I hope my sons grow up to be like Khatab, a man of his word, fighting the enemies of Islam, and standing up for himself.

“The Brotherhood lifted its hands and gave up on the people inside and outside prisons in Egypt, and now the leadership in Qatar, Turkey, and London are fighting,” says another Brotherhood member who asks to not be named. Two of his brothers are imprisoned in Beni Surf.

“Even support given to families of imprisoned and killed members have stopped or is very little,” he tells The Africa Report. Planning donations for the families of imprisoned members and allies is a tradition among Egyptian Islamist circles ever since the political conflict with the monarchy in the 1930s.

He explains how he has set up a WhatsApp group with other families of prisoners to coordinate the visits and carpool. They even hold a money pool to help each pay lawyers’ fees or leave money for their imprisoned relative. “Life has to go on, and we have to complete the struggle on our own.
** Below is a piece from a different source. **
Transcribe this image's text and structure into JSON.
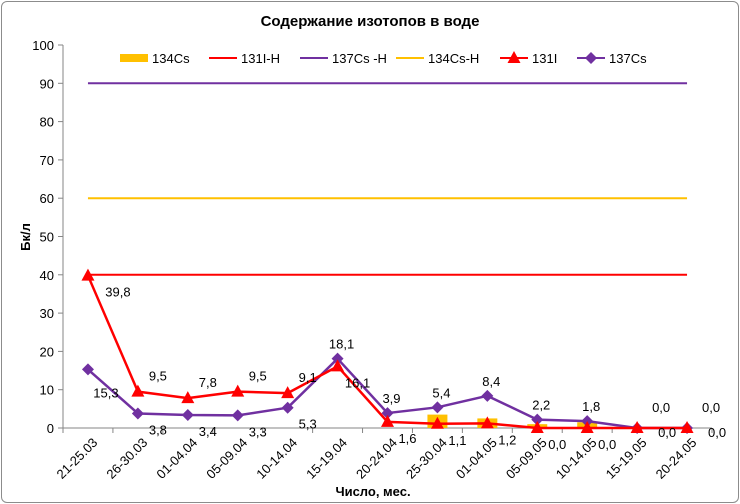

The Brotherhood is a phase that ended and now we have to take care of our own,” the man says, asserting that several of the country’s Islamists think the same.

He accuses the Brotherhood’s leadership of fighting over power and refusing to make a deal with the government in return for the release of prisoners.

Others have indeed abandoned the Brotherhood’s framework and taken another route. Sarah, a pharmacist from Fayoum, says her brother came back from the Rabaa sit-in as a different person and travelled to North Sinai to fight with the jihadists affiliated with the Islamic State there.

“He was convinced that going to protests to demand justice while the other side [was] carrying machine guns did not make sense. So he decided to travel, and we haven’t heard anything about him since,” she tells The Africa Report. She adds that several of her city’s youth also joined different militant groups, not necessarily Islamists, but sabotage groups.

Hope for future Islamists

In the working-class area of Talbyia in Cairo, Salma, who lost her husband during the Rabaa violence, gathers her children who are sitting to watch a popular YouTube show by Abdallah Al-Sherif, an Islamist satirical internet personality. His videos are watched by millions, and often include criticism of the government by discussing different topics. It is a favourite among the Brotherhood circles. The episode they watch today features the legendary jihadist figure Khatab who is discussing his ‘heroics’ during the conflict with the Soviet army in the 1980s.

“I hope my sons grow up to be like Khatab, a man of his word, fighting the enemies of Islam, and standing up for himself,” she says, adding that what she and the other mothers, who were affected by the massacre, should be responsible for building the new generation who will free the country from the current political regime.